SINGAPORE, Aug 4 (Reuters) - China’s Shandong province stepped up efforts to curb fuel production by ordering independent refineries to promise not to trade crude oil quotas, according to three industry sources and a document reviewed by Reuters.
The move follows a crackdown by Beijing in April which found several independent refiners had traded quotas, including selling quotas to plants not registered to process imported crude, defying efforts to ease a fuel surplus that has hurt state-owned refiners’ profits.
That led the government to reduce a second batch of quotas issued in June and cut imports by the world’s largest oil importer.
The independent refiners, known as teapots, handle roughly one fifth of China’s crude imports.

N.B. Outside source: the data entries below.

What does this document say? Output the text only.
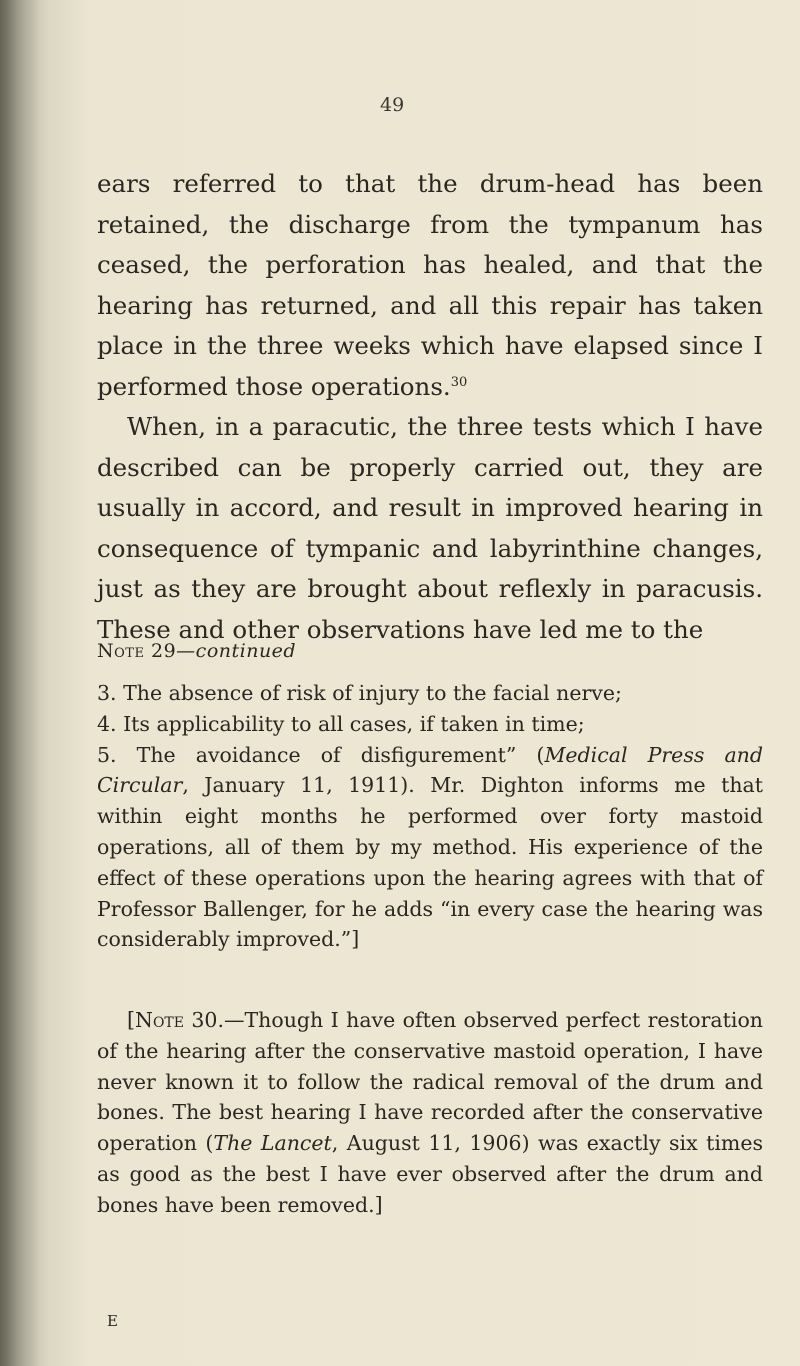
49

ears referred to that the drum-head has been retained, the discharge from the tympanum has ceased, the perforation has healed, and that the hearing has returned, and all this repair has taken place in the three weeks which have elapsed since I performed those operations.$^{30}$

When, in a paracutic, the three tests which I have described can be properly carried out, they are usually in accord, and result in improved hearing in consequence of tympanic and labyrinthine changes, just as they are brought about reflexly in paracusis. These and other observations have led me to the

Note 29—continued

3. The absence of risk of injury to the facial nerve;

4. Its applicability to all cases, if taken in time;

5. The avoidance of disfigurement” (Medical Press and Circular, January 11, 1911). Mr. Dighton informs me that within eight months he performed over forty mastoid operations, all of them by my method. His experience of the effect of these operations upon the hearing agrees with that of Professor Ballenger, for he adds “in every case the hearing was considerably improved.”]

[Note 30.—Though I have often observed perfect restoration of the hearing after the conservative mastoid operation, I have never known it to follow the radical removal of the drum and bones. The best hearing I have recorded after the conservative operation (The Lancet, August 11, 1906) was exactly six times as good as the best I have ever observed after the drum and bones have been removed.]

E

The provincial government of Shandong province, China’s independent oil refining hub, asked 30 refiners to each sign a letter of guarantee by the end of Wednesday pledging that they will neither resell their crude import quotas nor try to purchase such allocations.
“This is to safeguard crude oil market order ... and ensure stable fuel supplies,” according to the document dated Aug. 3.
A Shandong government official involved in implementing the regulations declined to comment.
The refiners were also asked to promise not to resell or relocate older processing units they earlier pledged to demolish in order to be qualified to process imported crude oil, according to the document and two of the sources.
“The government has stepped up checks on teapots in recent months, inspecting whether they have shut old units as promised, whether they are operating at the capacity previously agreed with the government,” said an official with one Shandong-based refiner.
China, the world’s top crude oil buyer, manages its crude oil imports via a quota system, issuing permits several times in a year.
Beijing is widely expected to issue a third batch of quotas later in the year, after having granted 65% of the total quotas so far.